There’s an undeniable shift to digital within the customer service environment, but companies implementing new strategies while neglecting existing customers’ preferences do so at their own peril, writes Wynand Smit, CEO at INOVO.
The biggest growth market among customers is millennials aged between 18 and 34, and this is immediately apparent when consumer preferences on the whole are analysed. A recent study conducted by US-based firm Startek uncovered that 80% of those polled preferred to use digital devices when contacting customer service departments within companies. They said that using devices made it faster and easier to contact companies via social media channels, email or chat options.
Those aged between 45-69, the baby boomers, preferred to use the phone (voice option) as a means of contacting companies.
This disparity would indicate that the growing market must take precedence over the aging demographic, and that contact centres should focus primarily on introducing technology that enhances efficiency and productivity. While this is certainly true, it should be tempered with a broader overview that acknowledges that the older market segment are peak earners, so to exclude them from being able to interact functionally with a company could jeopardise a significant market share.
The answer isn’t as simple as it seems. Although the younger customers love digital-friendly technology such as multi-channel self-help options and chatbots, these emerging technologies are not yet refined within the local market, and do not always lend themselves to integration with legacy hardware and software.
A gradual transformation to digital is inevitable, already the old-school systems have become archaic, if not obsolete. Where previously agents in outbound contact centres used printed lists from which to work, this has shifted to intelligent lead management strategies and automatic diallers.

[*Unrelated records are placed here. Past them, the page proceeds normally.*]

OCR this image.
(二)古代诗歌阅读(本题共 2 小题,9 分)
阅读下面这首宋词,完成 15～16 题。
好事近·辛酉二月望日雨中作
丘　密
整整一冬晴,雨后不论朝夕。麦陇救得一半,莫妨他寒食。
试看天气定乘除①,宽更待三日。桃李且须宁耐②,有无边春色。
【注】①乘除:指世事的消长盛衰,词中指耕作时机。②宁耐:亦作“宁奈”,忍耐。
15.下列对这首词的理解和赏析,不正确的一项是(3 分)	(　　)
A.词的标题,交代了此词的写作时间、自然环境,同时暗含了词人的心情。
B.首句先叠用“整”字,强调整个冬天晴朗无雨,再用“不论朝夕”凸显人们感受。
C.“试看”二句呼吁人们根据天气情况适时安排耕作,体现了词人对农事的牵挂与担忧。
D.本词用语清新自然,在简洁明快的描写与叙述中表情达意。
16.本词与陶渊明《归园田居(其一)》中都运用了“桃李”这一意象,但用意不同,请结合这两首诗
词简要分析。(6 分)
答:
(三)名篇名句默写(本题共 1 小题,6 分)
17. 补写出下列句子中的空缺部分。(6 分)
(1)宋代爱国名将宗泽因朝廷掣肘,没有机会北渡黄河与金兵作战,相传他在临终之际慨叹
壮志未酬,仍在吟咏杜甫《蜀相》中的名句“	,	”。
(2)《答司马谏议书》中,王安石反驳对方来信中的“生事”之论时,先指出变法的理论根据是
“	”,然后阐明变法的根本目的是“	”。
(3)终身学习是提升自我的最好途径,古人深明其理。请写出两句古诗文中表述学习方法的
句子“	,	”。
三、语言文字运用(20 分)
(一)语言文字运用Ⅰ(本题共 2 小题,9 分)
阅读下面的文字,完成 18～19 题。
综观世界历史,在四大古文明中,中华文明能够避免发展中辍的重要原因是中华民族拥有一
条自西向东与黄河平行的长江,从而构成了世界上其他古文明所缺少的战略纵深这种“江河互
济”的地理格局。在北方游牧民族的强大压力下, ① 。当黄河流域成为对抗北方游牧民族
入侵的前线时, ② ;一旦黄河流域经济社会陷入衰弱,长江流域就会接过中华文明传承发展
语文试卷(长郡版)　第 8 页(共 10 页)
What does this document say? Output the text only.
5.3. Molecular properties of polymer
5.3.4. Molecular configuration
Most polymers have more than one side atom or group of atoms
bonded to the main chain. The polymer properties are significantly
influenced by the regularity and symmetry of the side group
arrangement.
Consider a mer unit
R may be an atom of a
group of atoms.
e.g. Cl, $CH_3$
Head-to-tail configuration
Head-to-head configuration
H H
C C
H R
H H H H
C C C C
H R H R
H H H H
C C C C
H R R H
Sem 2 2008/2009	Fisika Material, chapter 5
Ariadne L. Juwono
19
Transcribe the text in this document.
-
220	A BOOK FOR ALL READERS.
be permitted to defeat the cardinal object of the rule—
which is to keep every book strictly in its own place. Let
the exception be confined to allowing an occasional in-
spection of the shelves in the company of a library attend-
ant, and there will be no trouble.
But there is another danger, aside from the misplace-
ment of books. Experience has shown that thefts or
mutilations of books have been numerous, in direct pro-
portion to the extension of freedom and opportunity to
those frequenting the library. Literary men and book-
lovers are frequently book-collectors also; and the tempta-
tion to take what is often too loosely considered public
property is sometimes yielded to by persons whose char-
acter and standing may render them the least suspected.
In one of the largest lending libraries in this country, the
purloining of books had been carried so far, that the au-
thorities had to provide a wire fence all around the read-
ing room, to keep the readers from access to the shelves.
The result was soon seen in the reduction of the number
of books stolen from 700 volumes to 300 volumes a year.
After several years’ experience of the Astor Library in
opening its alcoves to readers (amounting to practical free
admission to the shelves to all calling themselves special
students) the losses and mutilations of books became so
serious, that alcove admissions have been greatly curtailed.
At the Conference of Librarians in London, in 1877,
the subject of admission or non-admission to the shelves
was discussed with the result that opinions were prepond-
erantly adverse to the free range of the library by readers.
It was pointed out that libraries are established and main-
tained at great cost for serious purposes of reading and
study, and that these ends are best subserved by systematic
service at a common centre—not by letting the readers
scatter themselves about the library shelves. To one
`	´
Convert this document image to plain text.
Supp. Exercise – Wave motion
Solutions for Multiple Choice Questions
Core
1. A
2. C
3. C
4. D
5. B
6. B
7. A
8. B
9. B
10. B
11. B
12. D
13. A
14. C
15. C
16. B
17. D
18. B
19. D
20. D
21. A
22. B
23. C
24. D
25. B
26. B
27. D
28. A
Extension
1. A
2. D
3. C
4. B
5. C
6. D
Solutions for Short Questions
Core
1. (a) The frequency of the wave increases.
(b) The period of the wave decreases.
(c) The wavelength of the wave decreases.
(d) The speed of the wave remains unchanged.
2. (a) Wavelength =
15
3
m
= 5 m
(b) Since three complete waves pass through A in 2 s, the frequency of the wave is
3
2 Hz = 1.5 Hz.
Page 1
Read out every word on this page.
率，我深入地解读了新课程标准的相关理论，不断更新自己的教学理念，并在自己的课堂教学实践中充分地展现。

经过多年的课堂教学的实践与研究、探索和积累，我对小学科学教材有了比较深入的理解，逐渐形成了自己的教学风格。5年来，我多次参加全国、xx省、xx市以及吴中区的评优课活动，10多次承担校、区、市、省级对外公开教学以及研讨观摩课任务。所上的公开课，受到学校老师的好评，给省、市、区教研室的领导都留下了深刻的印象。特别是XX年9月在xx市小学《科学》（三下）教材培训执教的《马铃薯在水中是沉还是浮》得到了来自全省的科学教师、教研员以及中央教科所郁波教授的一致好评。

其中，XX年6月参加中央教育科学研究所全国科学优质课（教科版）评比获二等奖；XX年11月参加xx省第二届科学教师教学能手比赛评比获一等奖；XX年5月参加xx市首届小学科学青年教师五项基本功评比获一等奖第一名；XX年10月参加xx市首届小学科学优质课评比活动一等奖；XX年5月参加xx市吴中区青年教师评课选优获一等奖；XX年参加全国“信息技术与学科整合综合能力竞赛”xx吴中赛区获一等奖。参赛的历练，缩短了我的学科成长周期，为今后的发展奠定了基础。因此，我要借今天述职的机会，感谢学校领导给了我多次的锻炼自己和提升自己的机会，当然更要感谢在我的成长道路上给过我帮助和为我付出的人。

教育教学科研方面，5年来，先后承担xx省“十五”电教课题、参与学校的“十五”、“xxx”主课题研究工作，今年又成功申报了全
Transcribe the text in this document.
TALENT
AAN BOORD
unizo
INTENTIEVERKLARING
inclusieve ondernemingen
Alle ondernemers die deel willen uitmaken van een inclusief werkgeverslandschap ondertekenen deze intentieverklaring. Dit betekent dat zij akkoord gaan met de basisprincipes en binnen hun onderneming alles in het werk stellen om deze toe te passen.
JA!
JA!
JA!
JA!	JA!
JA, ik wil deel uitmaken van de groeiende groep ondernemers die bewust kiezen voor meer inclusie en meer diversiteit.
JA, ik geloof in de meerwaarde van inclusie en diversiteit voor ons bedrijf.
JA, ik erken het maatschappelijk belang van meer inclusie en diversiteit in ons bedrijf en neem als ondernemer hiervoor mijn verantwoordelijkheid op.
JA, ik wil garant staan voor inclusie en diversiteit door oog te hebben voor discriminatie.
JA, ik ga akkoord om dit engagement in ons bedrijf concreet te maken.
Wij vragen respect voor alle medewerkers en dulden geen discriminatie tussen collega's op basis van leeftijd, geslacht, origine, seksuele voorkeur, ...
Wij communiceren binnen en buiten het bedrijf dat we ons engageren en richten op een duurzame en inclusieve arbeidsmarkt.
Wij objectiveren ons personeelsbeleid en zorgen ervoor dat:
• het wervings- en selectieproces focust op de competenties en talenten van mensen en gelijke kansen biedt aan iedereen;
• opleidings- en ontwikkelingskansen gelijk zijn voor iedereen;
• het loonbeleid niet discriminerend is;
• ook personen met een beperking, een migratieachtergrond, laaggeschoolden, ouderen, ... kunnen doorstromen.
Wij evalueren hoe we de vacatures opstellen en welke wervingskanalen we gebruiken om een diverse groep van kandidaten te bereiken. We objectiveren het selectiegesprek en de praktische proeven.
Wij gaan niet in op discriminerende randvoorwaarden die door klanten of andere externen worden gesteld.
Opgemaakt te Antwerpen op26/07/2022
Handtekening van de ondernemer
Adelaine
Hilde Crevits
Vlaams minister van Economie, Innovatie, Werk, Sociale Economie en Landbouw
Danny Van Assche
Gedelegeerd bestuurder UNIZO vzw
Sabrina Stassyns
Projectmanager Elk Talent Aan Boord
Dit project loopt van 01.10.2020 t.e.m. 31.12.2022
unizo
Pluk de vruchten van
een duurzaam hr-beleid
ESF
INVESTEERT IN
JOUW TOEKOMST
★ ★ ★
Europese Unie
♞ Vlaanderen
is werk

Across the contact centre industry companies have learned the value in improving how customer interactions take place. While the goal is a seamless interaction across any channel, whether it’s social media, chat, email, in-store, online or voice, or mobile, this remains largely aspirational. The shift has been gradual, so some of the more progressive companies have already torn down the silos to create omni-channel environments.
Even within an omni-channel environment voice calls play a role beyond traditional customer service – voice analytics can aid in performing market research by analysing word frequency and other metrics to gauge customer interaction trends or sentiment. Too many negative interactions can help to identify problems that the company can then address by adapting business strategies or processes to improve the customer experience and customer service.
Voice contacts can also aid in preventing fraud, if biometric systems such as voice authentication are in place, these can aid in identifying the customer far more efficiently than scripted questions.
The options deployed depend on the company’s budgetary and operational requirements. Business solutions implemented should be done so with a view to future efficiency, since the contact centre will grow and new tech will be invented. Systems need to have the option for updating, preferably in an ongoing relationship between the solutions provider and the company so that the building blocks are compatible and in place.
Ease of interaction, faster, efficient resolution of customer service contacts and, essentially, better service across all channels is the desirable outcome in terms of customer experience and for productivity within the contact centre environment. All demographics and their preferred methods of contact must be acknowledged and catered for.